Students applying to university through Clearing or Adjustment must be prepared to demonstrate their commitment to their chosen course. Nine in ten admissions officers said they look for evidence of a student’s passion for their chosen subject, with a similar number looking for evidence of a positive attitude towards study. Eight out of 10 value an ability to preserve and complete tasks.
“Despite the frenzy for places usually associated with Clearing, our report shows that applicants must be ready to deliver a confident pitch,” commented Fergus Rose, Advancement Director at ACS International Schools, who commissioned the research. “Students need to demonstrate their ability to knuckle down, study hard and a passion for their chosen subject to help secure these competitive places.”
Admissions officers consider an ability to think and work independently as an essential quality required to succeed at university – with nine in 10 admissions personnel saying they look for examples of independent inquiry from applicants. However, the survey also revealed that 62% of officers believed that this ability is the one most often found missing in students.

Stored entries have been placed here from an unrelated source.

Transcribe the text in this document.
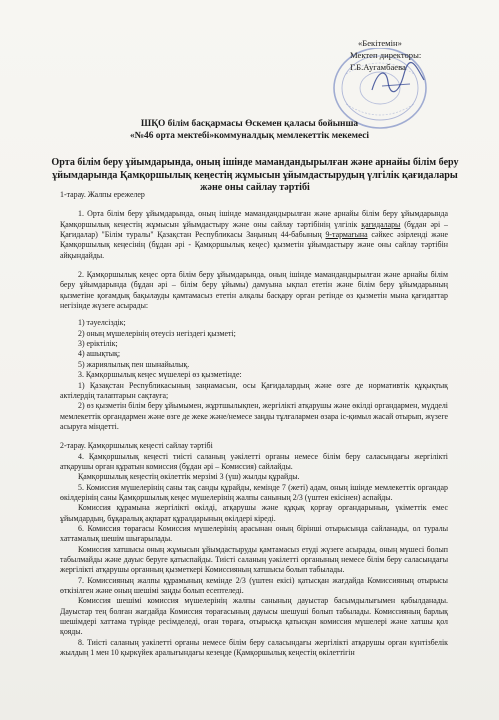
«Бекітемін»
Мектеп директоры:
Г.Б.Аугамбаева
ШҚО білім басқармасы Өскемен қаласы бойынша
«№46 орта мектебі»коммуналдық мемлекеттік мекемесі
Орта білім беру ұйымдарында, оның ішінде мамандандырылған және арнайы білім беру ұйымдарында Қамқоршылық кеңестің жұмысын ұйымдастырудың үлгілік қағидалары және оны сайлау тәртібі

1-тарау. Жалпы ережелер

1. Орта білім беру ұйымдарында, оның ішінде мамандандырылған және арнайы білім беру ұйымдарында Қамқоршылық кеңестің жұмысын ұйымдастыру және оны сайлау тәртібінің үлгілік қағидалары (бұдан әрі – Қағидалар) "Білім туралы" Қазақстан Республикасы Заңының 44-бабының 9-тармағына сәйкес әзірленді және Қамқоршылық кеңесінің (бұдан әрі - Қамқоршылық кеңес) қызметін ұйымдастыру және оны сайлау тәртібін айқындайды.

2. Қамқоршылық кеңес орта білім беру ұйымдарында, оның ішінде мамандандырылған және арнайы білім беру ұйымдарында (бұдан әрі – білім беру ұйымы) дамуына ықпал ететін және білім беру ұйымдарының қызметіне қоғамдық бақылауды қамтамасыз ететін алқалы басқару орган ретінде өз қызметін мына қағидаттар негізінде жүзеге асырады:

1) тәуелсіздік;

2) оның мүшелерінің өтеусіз негіздегі қызметі;

3) еріктілік;

4) ашықтық;

5) жариялылық пен шынайылық.

3. Қамқоршылық кеңес мүшелері өз қызметінде:

1) Қазақстан Республикасының заңнамасын, осы Қағидалардың және өзге де нормативтік құқықтық актілердің талаптарын сақтауға;

2) өз қызметін білім беру ұйымымен, жұртшылықпен, жергілікті атқарушы және өкілді органдармен, мүдделі мемлекеттік органдармен және өзге де жеке және/немесе заңды тұлғалармен өзара іс-қимыл жасай отырып, жүзеге асыруға міндетті.

2-тарау. Қамқоршылық кеңесті сайлау тәртібі

4. Қамқоршылық кеңесті тиісті саланың уәкілетті органы немесе білім беру саласындағы жергілікті атқарушы орган құратын комиссия (бұдан әрі – Комиссия) сайлайды.

Қамқоршылық кеңестің өкілеттік мерзімі 3 (үш) жылды құрайды.

5. Комиссия мүшелерінің саны тақ санды құрайды, кемінде 7 (жеті) адам, оның ішінде мемлекеттік органдар өкілдерінің саны Қамқоршылық кеңес мүшелерінің жалпы санының 2/3 (үштен екісінен) аспайды.

Комиссия құрамына жергілікті өкілді, атқарушы және құқық қорғау органдарының, үкіметтік емес ұйымдардың, бұқаралық ақпарат құралдарының өкілдері кіреді.

6. Комиссия төрағасы Комиссия мүшелерінің арасынан оның бірінші отырысында сайланады, ол туралы хаттамалық шешім шығарылады.

Комиссия хатшысы оның жұмысын ұйымдастыруды қамтамасыз етуді жүзеге асырады, оның мүшесі болып табылмайды және дауыс беруге қатыспайды. Тиісті саланың уәкілетті органының немесе білім беру саласындағы жергілікті атқарушы органның қызметкері Комиссияның хатшысы болып табылады.

7. Комиссияның жалпы құрамының кемінде 2/3 (үштен екісі) қатысқан жағдайда Комиссияның отырысы өткізілген және оның шешімі заңды болып есептеледі.

Комиссия шешімі комиссия мүшелерінің жалпы санының дауыстар басымдылығымен қабылданады. Дауыстар тең болған жағдайда Комиссия төрағасының дауысы шешуші болып табылады. Комиссияның барлық шешімдері хаттама түрінде ресімделеді, оған төраға, отырысқа қатысқан комиссия мүшелері және хатшы қол қояды.

8. Тиісті саланың уәкілетті органы немесе білім беру саласындағы жергілікті атқарушы орган күнтізбелік жылдың 1 мен 10 қыркүйек аралығындағы кезеңде (Қамқоршылық кеңестің өкілеттігін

Further strong academic skills still remain important with universities citing ‘good written English’, 95%; and ‘confidence with basic maths’, 80%, as factors for consideration.
Top 15 attributes university admission officers look for in addition to academic qualifications and grades
1. Propensity to complete their degree (99%)

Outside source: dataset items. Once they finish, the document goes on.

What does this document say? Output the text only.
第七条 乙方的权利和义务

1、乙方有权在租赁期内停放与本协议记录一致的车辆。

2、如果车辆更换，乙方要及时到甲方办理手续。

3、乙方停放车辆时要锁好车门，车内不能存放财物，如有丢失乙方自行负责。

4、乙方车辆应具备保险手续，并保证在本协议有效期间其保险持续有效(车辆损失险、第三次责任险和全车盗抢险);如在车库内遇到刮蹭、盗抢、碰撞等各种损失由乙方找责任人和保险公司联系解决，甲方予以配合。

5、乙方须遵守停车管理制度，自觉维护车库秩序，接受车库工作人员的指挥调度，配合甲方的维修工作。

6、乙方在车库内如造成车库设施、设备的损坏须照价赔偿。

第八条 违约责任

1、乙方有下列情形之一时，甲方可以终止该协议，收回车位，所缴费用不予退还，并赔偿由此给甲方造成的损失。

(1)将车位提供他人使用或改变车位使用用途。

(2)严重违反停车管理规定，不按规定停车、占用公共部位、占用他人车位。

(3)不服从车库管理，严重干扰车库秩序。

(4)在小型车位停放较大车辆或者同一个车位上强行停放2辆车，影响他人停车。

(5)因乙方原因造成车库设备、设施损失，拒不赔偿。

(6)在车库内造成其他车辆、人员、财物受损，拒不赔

2. Evidence of a passion for their chosen course subject (95%)
3. Good written English (95%)
4. Evidence of a positive attitude towards study (91%)
5. Evidence of an ability to think and work independently (90%)
6. Confidence with basic maths (80%)
7. Ability to persevere and complete tasks (79%)
8. Good presentation skills (72%)
9. Ability to work well in groups (60%)
10. Intercultural awareness (28%)
11. Skills to lead work and study groups (26%)
12. Evidence of success through a difficult start or background (24%)
13. Evidence of an entrepreneurial attitude (24%)
14. Likelihood to contribute to the research life of the university (20%)
15. Having held positions of responsibility (22%)
Fergus concludes: “It is important that a student’s choice of subject is based on their enjoyment and passion as well as considering how it will help them reach their future career goals. Today’s students must demonstrate a well rounded skill set and a true commitment to their chosen subject if they are to succeed through Clearing and Adjustment. Ultimately, passion and perseverance are qualities highly sought after by employers, not just universities.”